Hacker News new | ask | show | jobs
by nemo846 2798 days ago
If they could I believe they would. They rather not be reliant on whoever is providing their speak recognition.
3 comments

A limited subset of functionality should already be possible, especially if they can have the speech recognition trained specifically to the user.
I get the impression that this is already happening to a certain extent and they are testing the water. On newer/faster devices, you’ll notice Siri transcribing on the screen nearly instantaneously, faster than any server round trip, but with poor accuracy. Then a few seconds later once the server connection is established you’ll see some of the transcription change to be more accurate.
Voice Control does this, but it’s not particularly great.

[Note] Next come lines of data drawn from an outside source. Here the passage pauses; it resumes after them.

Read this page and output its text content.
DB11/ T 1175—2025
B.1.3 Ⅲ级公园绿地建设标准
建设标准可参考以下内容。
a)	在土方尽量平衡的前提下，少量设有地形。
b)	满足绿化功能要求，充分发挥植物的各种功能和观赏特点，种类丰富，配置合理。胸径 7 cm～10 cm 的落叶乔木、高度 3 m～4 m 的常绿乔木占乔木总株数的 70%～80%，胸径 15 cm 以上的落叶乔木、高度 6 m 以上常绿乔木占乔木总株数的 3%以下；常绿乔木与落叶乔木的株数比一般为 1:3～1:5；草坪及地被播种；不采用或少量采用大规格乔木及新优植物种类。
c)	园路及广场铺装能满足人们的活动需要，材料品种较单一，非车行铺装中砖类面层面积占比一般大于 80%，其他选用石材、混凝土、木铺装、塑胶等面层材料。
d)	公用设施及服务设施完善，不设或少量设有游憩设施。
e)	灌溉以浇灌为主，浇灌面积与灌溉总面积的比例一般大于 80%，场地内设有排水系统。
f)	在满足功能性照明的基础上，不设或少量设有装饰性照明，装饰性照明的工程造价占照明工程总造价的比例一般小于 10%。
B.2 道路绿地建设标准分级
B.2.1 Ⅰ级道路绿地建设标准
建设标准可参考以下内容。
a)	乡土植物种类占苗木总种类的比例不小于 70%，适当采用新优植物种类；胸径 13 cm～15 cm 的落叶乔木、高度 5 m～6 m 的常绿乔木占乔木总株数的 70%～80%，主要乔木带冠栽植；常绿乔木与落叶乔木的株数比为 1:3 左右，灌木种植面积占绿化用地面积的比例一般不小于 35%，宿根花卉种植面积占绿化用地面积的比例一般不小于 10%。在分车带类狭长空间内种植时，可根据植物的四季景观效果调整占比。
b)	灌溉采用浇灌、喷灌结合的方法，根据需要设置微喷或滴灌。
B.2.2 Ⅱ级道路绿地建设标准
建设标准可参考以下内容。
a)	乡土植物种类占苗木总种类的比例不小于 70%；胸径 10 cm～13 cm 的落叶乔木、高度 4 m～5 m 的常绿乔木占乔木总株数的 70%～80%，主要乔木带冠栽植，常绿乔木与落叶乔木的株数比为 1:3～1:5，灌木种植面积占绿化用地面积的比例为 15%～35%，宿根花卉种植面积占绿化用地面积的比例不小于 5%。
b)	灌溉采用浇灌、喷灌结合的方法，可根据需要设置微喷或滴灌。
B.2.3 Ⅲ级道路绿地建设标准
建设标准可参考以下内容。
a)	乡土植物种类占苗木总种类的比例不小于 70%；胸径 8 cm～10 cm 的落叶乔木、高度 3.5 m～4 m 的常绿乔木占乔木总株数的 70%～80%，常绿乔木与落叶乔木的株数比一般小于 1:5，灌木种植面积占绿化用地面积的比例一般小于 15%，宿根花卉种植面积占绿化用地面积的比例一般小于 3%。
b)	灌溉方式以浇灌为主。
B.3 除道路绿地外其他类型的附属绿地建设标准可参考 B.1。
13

I doubt it’s seen significant updates in years.
> They rather not be reliant on whoever is providing their speak recognition.

Apple has their own speech recognition tech.

They don't have the dataset needed to train the speech recognition engine, nor do they seem to be willing to deploy some of that $250b in cash to hire engineers smart enough to make a model which only needs the local user's input for training.
It might be an issue with processing power. The new NPU might fit nicely in this case.
Apple has had stripped-down versions of this before on both iOS and macOS via Voice Control.
There's a big difference between recognizing "open the photos app, computer" and "what times is the avenger's showing today, Siri?"
How do you plan to get the Avengers showtimes without connecting to the internet?
You misunderstand what the internet connection is for. Right now most machine learning models run on server farms and your voice snppet is sent to the server, where the model processes it. They then send the interpretation back

"Local model" means the voice snippet is processed on your device. Never beamed off to a server farm.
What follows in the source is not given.